Depois da arrebentação
É muito mais comum que empresas familiares preparem os seus sucessores e sucessoras para funções executivas do que para as cadeiras do seu Conselho de Administração.
Em um processo sucessório que não é de “um para um” (pai para filho, por exemplo), mas sim, de um colegiado para outro (quando uma geração inteira dá espaço para outra no Conselho), alguns dilemas devem ser considerados.
Os três que considero mais relevantes são:
- A nova geração está pronta para entrar?
- A anterior está pronta para sair?
- Os candidatos e candidatas têm as competências necessárias para buscar o crescimento e perpetuação da organização no longo prazo?
A avaliação de um grupo de acionistas transcende o seu conhecimento técnico, isto é, o conhecimento que cada um tem do negócio, dos conceitos e ferramentas de finanças, dos fundamentos de sustentabilidade, dos modelos de governança, e por aí vai.
O que percebi na prática é que o fator determinante para o sucesso (ou fracasso) de uma sucessão é a atenção às competências socioemocionais. E o fato de elas estarem intimamente ligadas à formação de personalidade (pois têm origem na relação parental e familiar como um todo), as torna mais complexas de serem desenvolvidas.
Sobre isso, não ouvimos falar muito - mais precisamente a respeito da relevância da avaliação dessas competências para a condução de um bom processo sucessório.
Afinal, ir até o âmago de sentimentos, comportamentos e relações interpessoais, pode trazer à tona questões difíceis de serem verbalizadas (e ouvidas) no contexto empresarial familiar.
É por termos percebido isso, que eu e minhas sócias na INWI, Fátima Zorzato e Renata Vasconcellos, desenvolvemos a nossa metodologia e o nosso olhar para avaliar a fundo o estágio dessas tais habilidades socioemocionais.
Conseguimos ajudar a família empresária a criar mecanismos para desatar os nós da comunicação e para construir uma jornada de desenvolvimento efetiva.
Na nossa experiência, as competências socioemocionais que representam os maiores desafios são as seguintes:
POSICIONAMENTO PESSOAL E NECESSIDADE DE AFILIAÇÃO
A dificuldade de posicionamento pessoal do sucessor ou da sucessora, em muitos casos, advém da sua necessidade de aprovação ou afiliação, bem como do seu elevado grau de obediência às figuras de autoridade.
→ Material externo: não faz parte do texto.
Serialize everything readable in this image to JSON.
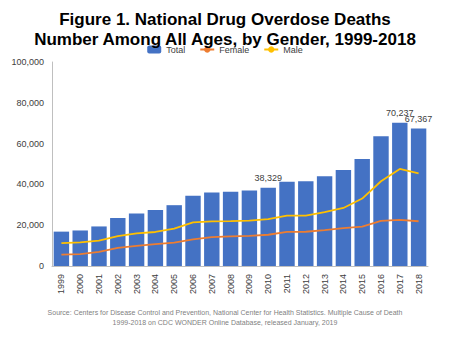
{
  "chart_data": {
    "type": "bar",
    "title": "Figure 1. National Drug Overdose Deaths\nNumber Among All Ages, by Gender, 1999-2018",
    "source": [
      "Source: Centers for Disease Control and Prevention, National Center for Health Statistics. Multiple Cause of Death",
      "1999-2018 on CDC WONDER Online Database, released January, 2019"
    ],
    "categories": [
      "1999",
      "2000",
      "2001",
      "2002",
      "2003",
      "2004",
      "2005",
      "2006",
      "2007",
      "2008",
      "2009",
      "2010",
      "2011",
      "2012",
      "2013",
      "2014",
      "2015",
      "2016",
      "2017",
      "2018"
    ],
    "series": [
      {
        "name": "Total",
        "type": "bar",
        "color": "#4472c4",
        "values": [
          16849,
          17415,
          19394,
          23518,
          25785,
          27424,
          29813,
          34425,
          36010,
          36450,
          37004,
          38329,
          41340,
          41502,
          43982,
          47055,
          52404,
          63632,
          70237,
          67367
        ],
        "value_labels": [
          null,
          null,
          null,
          null,
          null,
          null,
          null,
          null,
          null,
          null,
          null,
          "38,329",
          null,
          null,
          null,
          null,
          null,
          null,
          "70,237",
          "67,367"
        ]
      },
      {
        "name": "Female",
        "type": "line",
        "color": "#ed7d31",
        "values": [
          5591,
          5852,
          6956,
          8909,
          9835,
          10752,
          11463,
          13086,
          14177,
          14487,
          14773,
          15323,
          16694,
          16797,
          17616,
          18616,
          19338,
          22074,
          22637,
          21945
        ]
      },
      {
        "name": "Male",
        "type": "line",
        "color": "#ffc000",
        "values": [
          11258,
          11563,
          12438,
          14609,
          15950,
          16672,
          18350,
          21339,
          21833,
          21963,
          22231,
          23006,
          24646,
          24705,
          26366,
          28439,
          33066,
          41558,
          47600,
          45422
        ]
      }
    ],
    "ylim": [
      0,
      100000
    ],
    "yticks": [
      0,
      {
        "value": 20000,
        "label": "20,000"
      },
      {
        "value": 40000,
        "label": "40,000"
      },
      {
        "value": 60000,
        "label": "60,000"
      },
      {
        "value": 80000,
        "label": "80,000"
      },
      {
        "value": 100000,
        "label": "100,000"
      }
    ],
    "grid": false,
    "legend": "top",
    "data_labels": true
  }
}
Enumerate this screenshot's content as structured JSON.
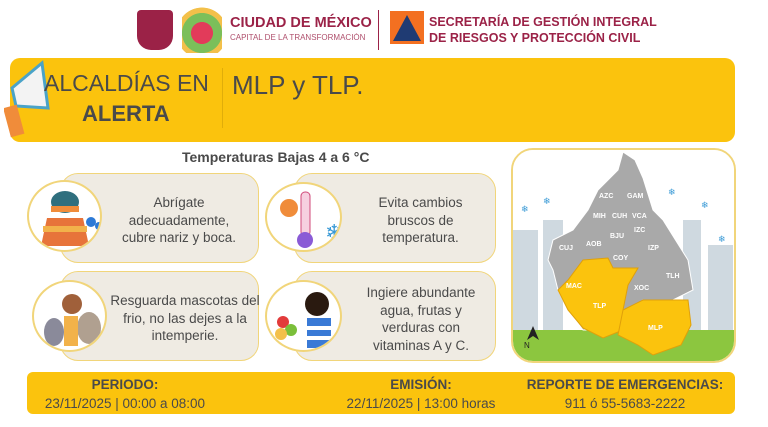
{
  "header": {
    "city_name": "CIUDAD DE MÉXICO",
    "city_tagline": "CAPITAL DE LA TRANSFORMACIÓN",
    "secretariat_line1": "SECRETARÍA DE GESTIÓN INTEGRAL",
    "secretariat_line2": "DE RIESGOS Y PROTECCIÓN CIVIL"
  },
  "alert": {
    "title_line1": "ALCALDÍAS EN",
    "title_line2": "ALERTA",
    "alcaldias": "MLP y TLP."
  },
  "temperature_title": "Temperaturas Bajas 4  a  6 °C",
  "recommendations": [
    {
      "icon": "winter-clothes-icon",
      "text": "Abrígate adecuadamente, cubre nariz y boca."
    },
    {
      "icon": "thermometer-icon",
      "text": "Evita cambios bruscos de temperatura."
    },
    {
      "icon": "pets-icon",
      "text": "Resguarda mascotas del frio, no las dejes a la intemperie."
    },
    {
      "icon": "water-fruits-icon",
      "text": "Ingiere abundante agua, frutas y verduras con vitaminas A y C."
    }
  ],
  "map": {
    "labels": [
      "AZC",
      "GAM",
      "MIH",
      "CUH",
      "VCA",
      "IZC",
      "BJU",
      "CUJ",
      "AOB",
      "IZP",
      "COY",
      "TLH",
      "MAC",
      "XOC",
      "TLP",
      "MLP"
    ],
    "north_label": "N",
    "highlight_color": "#fbc30d",
    "default_color": "#a9a9a9"
  },
  "footer": {
    "period_label": "PERIODO:",
    "period_value": "23/11/2025 | 00:00 a 08:00",
    "emission_label": "EMISIÓN:",
    "emission_value": "22/11/2025 | 13:00 horas",
    "emergency_label": "REPORTE DE EMERGENCIAS:",
    "emergency_value": "911 ó 55-5683-2222"
  },
  "colors": {
    "accent": "#fbc30d",
    "brand": "#9b2247"
  }
}
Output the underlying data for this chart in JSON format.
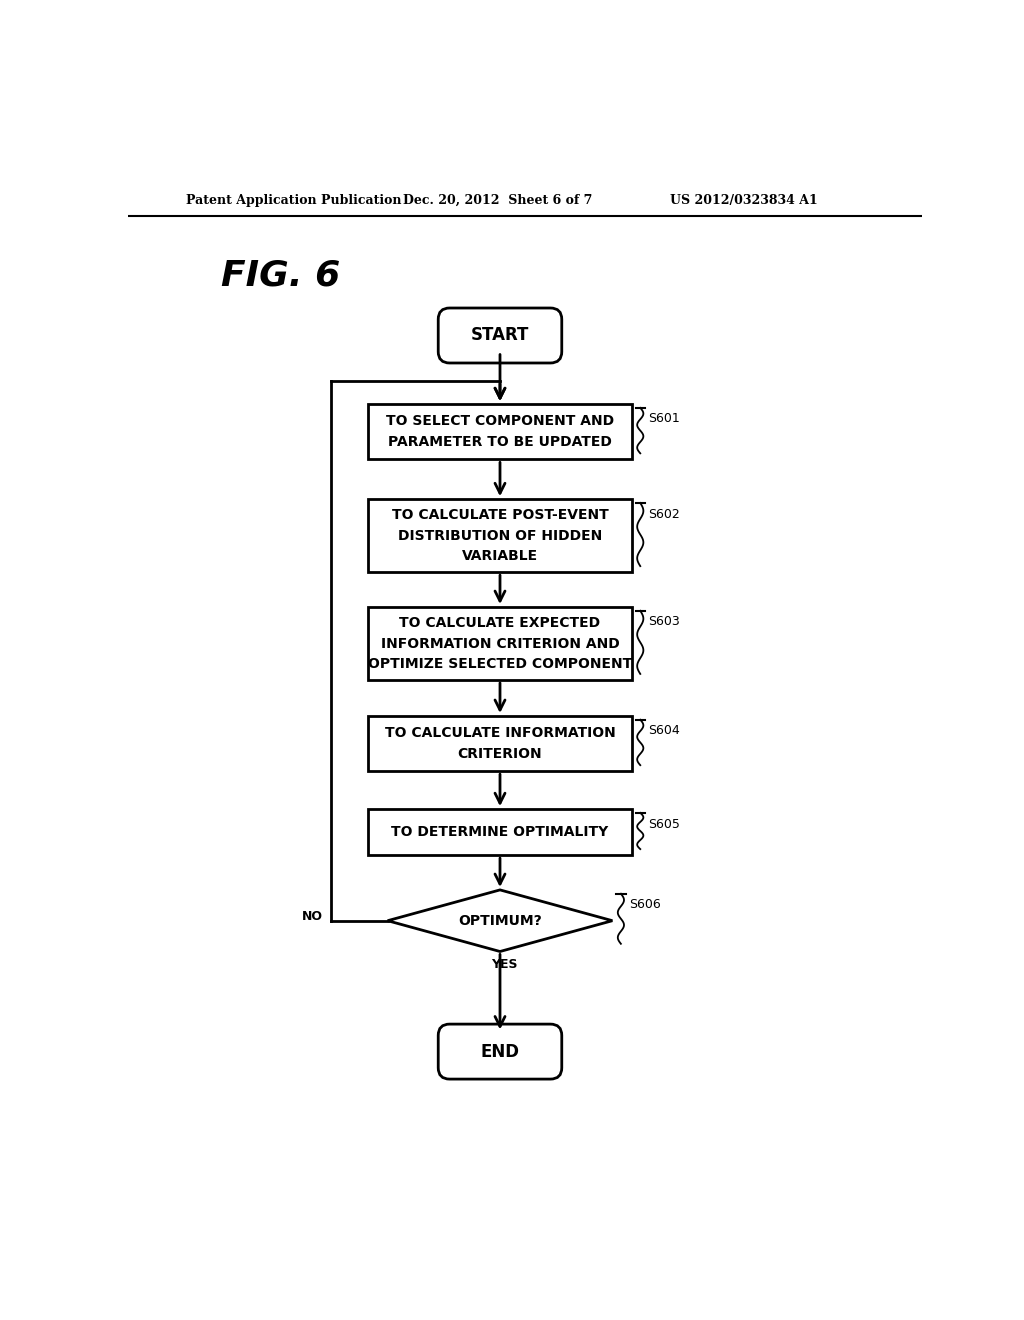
{
  "header_left": "Patent Application Publication",
  "header_mid": "Dec. 20, 2012  Sheet 6 of 7",
  "header_right": "US 2012/0323834 A1",
  "fig_label": "FIG. 6",
  "background_color": "#ffffff",
  "text_color": "#000000",
  "start_label": "START",
  "end_label": "END",
  "s601_label": "TO SELECT COMPONENT AND\nPARAMETER TO BE UPDATED",
  "s601_tag": "S601",
  "s602_label": "TO CALCULATE POST-EVENT\nDISTRIBUTION OF HIDDEN\nVARIABLE",
  "s602_tag": "S602",
  "s603_label": "TO CALCULATE EXPECTED\nINFORMATION CRITERION AND\nOPTIMIZE SELECTED COMPONENT",
  "s603_tag": "S603",
  "s604_label": "TO CALCULATE INFORMATION\nCRITERION",
  "s604_tag": "S604",
  "s605_label": "TO DETERMINE OPTIMALITY",
  "s605_tag": "S605",
  "s606_label": "OPTIMUM?",
  "s606_tag": "S606",
  "yes_label": "YES",
  "no_label": "NO"
}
Em algum momento do processo sucessório, é importante romper o papel “pai e filha”, “avô e neto”, “tia e sobrinho”, para que haja a construção de um relacionamento entre iguais.
Porque durante algum tempo as duas gerações terão de conviver como sócias até que o processo de sucessão chegue ao fim.
TOMADA DE DECISÃO INDEPENDENTE
Essa competência é sobre coragem. Trata-se da capacidade de decidir, deixando de lado a aflição que o posicionamento pode causar na relação familiar (em termos práticos, escolher um caminho que o sucessor ou a sucessora sabe que não agradará aos seus familiares).
Aqui, é importante não deixar que os papéis que envolvem a relação negócio-família se contaminem - ser filha em casa e ser acionista na empresa, desempenhando as posturas que condizem com cada papel.
ESTABELECIMENTO DE VÍNCULOS DE CONFIANÇA
É preciso haver uma confiança muito grande de que o movimento sucessório é genuinamente desejado e patrocinado pelas duas gerações envolvidas. Sem a capacidade (e vontade) de ambas as partes de estabelecer, nutrir e cuidar dos vínculos de confiança, não há que se falar em sucessão.
Como disse, essas são apenas algumas das competências que identificamos como determinantes para a sucessão - há ainda tantas outras.
Iniciar um processo sucessório não é como nadar em mar calmo. Está mais para o contrário: nadar na arrebentação (e isso não é fácil nem confortável).
A arrebentação é um temor que afeta a todos - quem gosta e quem não gosta de nadar. Ondas quebram, por vezes, estouram com força, e não sabemos ao certo como sair dali.
Não há um manual para esses momentos cheios de imprevisibilidade e emoções misturadas. Para atravessá-los, precisamos enfrentar algumas dificuldades, mas, com determinação e persistência, chegamos à calmaria.
Nas empresas familiares não é diferente.
O desenvolvimento e o uso das competências socioemocionais são as forças que elas precisam para passar a arrebentação e chegar ao mar aberto - onde, finalmente, nadar será tranquilo.